The new three part drinks brochure – Signatures (forward thinking), B-Sides (present), ClasSICs (past) comes inside an EP sleeve. The back cover details the plant-based food menu, which retains the cauli wings in buffalo sauce and adds the likes of ‘Neatballs’ and the stand-out jackfruit-led mock duck steamed buns. The front is a green/blue amoebic image created by placing a canvas on top of a bass amp and Nathan playing Dr.Dre – Forgot About Dre on bass, letting acrylic paints fall into this pattern. Well, I did say leftfield. But it mirrors the creativity of the cocktail offering.
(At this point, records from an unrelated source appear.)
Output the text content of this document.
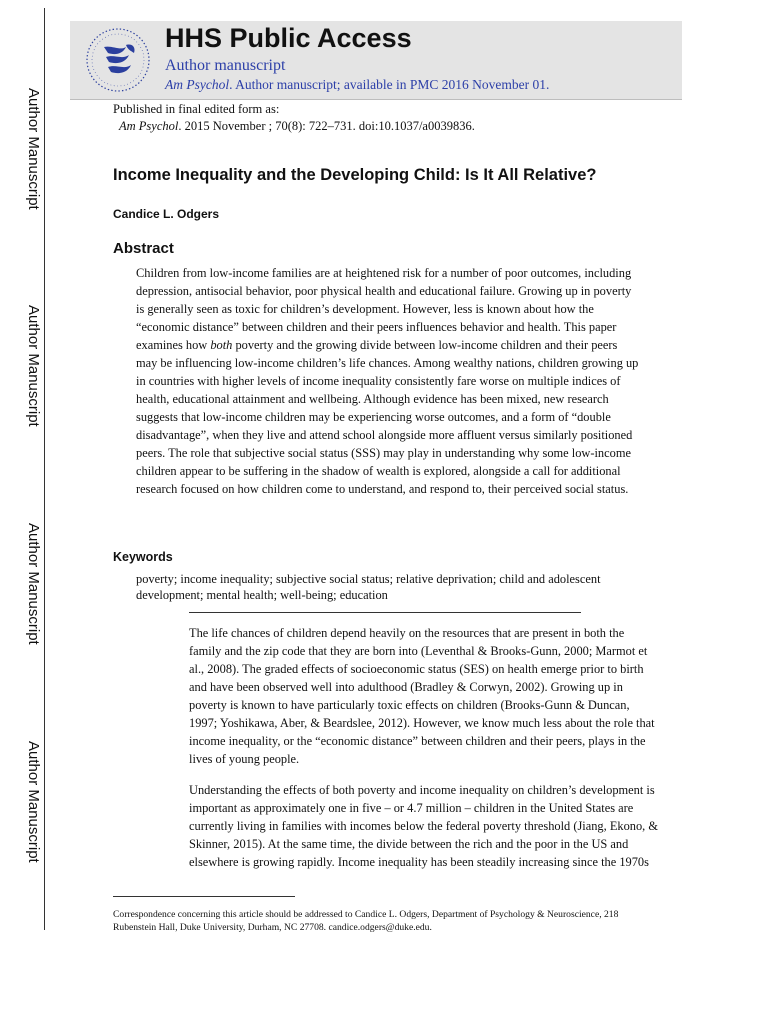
Author Manuscript
Author Manuscript
Author Manuscript
Author Manuscript
HHS Public Access
Author manuscript
Am Psychol. Author manuscript; available in PMC 2016 November 01.
Published in final edited form as:
Am Psychol. 2015 November ; 70(8): 722–731. doi:10.1037/a0039836.
Income Inequality and the Developing Child: Is It All Relative?
Candice L. Odgers
Abstract

Children from low-income families are at heightened risk for a number of poor outcomes, including depression, antisocial behavior, poor physical health and educational failure. Growing up in poverty is generally seen as toxic for children’s development. However, less is known about how the “economic distance” between children and their peers influences behavior and health. This paper examines how both poverty and the growing divide between low-income children and their peers may be influencing low-income children’s life chances. Among wealthy nations, children growing up in countries with higher levels of income inequality consistently fare worse on multiple indices of health, educational attainment and wellbeing. Although evidence has been mixed, new research suggests that low-income children may be experiencing worse outcomes, and a form of “double disadvantage”, when they live and attend school alongside more affluent versus similarly positioned peers. The role that subjective social status (SSS) may play in understanding why some low-income children appear to be suffering in the shadow of wealth is explored, alongside a call for additional research focused on how children come to understand, and respond to, their perceived social status.

Keywords

poverty; income inequality; subjective social status; relative deprivation; child and adolescent development; mental health; well-being; education

The life chances of children depend heavily on the resources that are present in both the family and the zip code that they are born into (Leventhal & Brooks-Gunn, 2000; Marmot et al., 2008). The graded effects of socioeconomic status (SES) on health emerge prior to birth and have been observed well into adulthood (Bradley & Corwyn, 2002). Growing up in poverty is known to have particularly toxic effects on children (Brooks-Gunn & Duncan, 1997; Yoshikawa, Aber, & Beardslee, 2012). However, we know much less about the role that income inequality, or the “economic distance” between children and their peers, plays in the lives of young people.

Understanding the effects of both poverty and income inequality on children’s development is important as approximately one in five – or 4.7 million – children in the United States are currently living in families with incomes below the federal poverty threshold (Jiang, Ekono, & Skinner, 2015). At the same time, the divide between the rich and the poor in the US and elsewhere is growing rapidly. Income inequality has been steadily increasing since the 1970s

Correspondence concerning this article should be addressed to Candice L. Odgers, Department of Psychology & Neuroscience, 218 Rubenstein Hall, Duke University, Durham, NC 27708. candice.odgers@duke.edu.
The bar’s hip-hop inspiration has been there from the start and Nathan’s innovative bar career (that began with Hard Rock Cafe) has gone hand in hand with his development as a designer and photographer. Each drinks section has an appropriate symbolic image; linking to a music studio come bar; the eight B-sides (£11 each) are labelled Untitled 1 to 8; I’m here to sample three Tracks from the 16 Signatures (£12).

Track 5

Shiitake & plant butter washed bourbon; toasted sunflower sweet vermouth; corn purée, foamer; mushroom jerky

Bourbon is infused with dried shiitake mushrooms for 24 hours, strained and then melted plant butter is added before blast chilling. You’re left with a savoury, slightly sweet and salt bourbon with a creamy mouthfeel. Toasted sunflower seeds are added to a sweet vermouth, for their oil and fat properties. The strained sunflower seeds are rehydrated as part of the garnish. The house corn purée is citrus boosted to add bite, and tastes like pineapples and passionfruit. The bourbon soaked shiitake mushrooms are blended down with dark soy, maple syrup, apple cider vinegar, salt and smoked paprika, then spread out on baking paper and dried out to make a bourbon mushroom jerky to garnish with the sunflower seeds. It’s a mad tropical meets umami experience.

Track 6 

Coconut yogurt washed aged rum; Spanish brandy;  Tio Pepe fino; salted vanilla & coffee bean cordial; dark chocolate & coffee coin

This is an indulgent drink thanks to the infusion of fatty, creamy, acidic non-dairy coconutyoghurt into an aged rum. For the syrup they use both roasted and unroasted coffee beans, with a pinch of salt and a dash of vanilla. The unroasted coffee brings a vegetal and earthy tone to the drink. Dark chocolate is mixed with rock salt and coffee and added to silicone moulds with the SIC logo to garnish.

Track 10

Toasted sunflower Japanese whisky;  Quinquina aperitif; Soju infused with chai and Thai basil; purple sweet potato orgeat; polenta chip garnish 

Japanese whisky this time embraces the toasted sunflower seeds for their oil and fat properties, the Quinquina providing bitter herbiness, the infused Korean Soju floral hints, the orgeat syrup an unguent texture in a cocktail that pretty much sums up the playful SIC ethos of contrasting salty, sour and sweet.

Speak in Code, 7 Jackson’s Row Manchester M2 5ND. 07767 658690. Open Sun-Thu 5pm-12am, Fri-Sat  5pm-2am.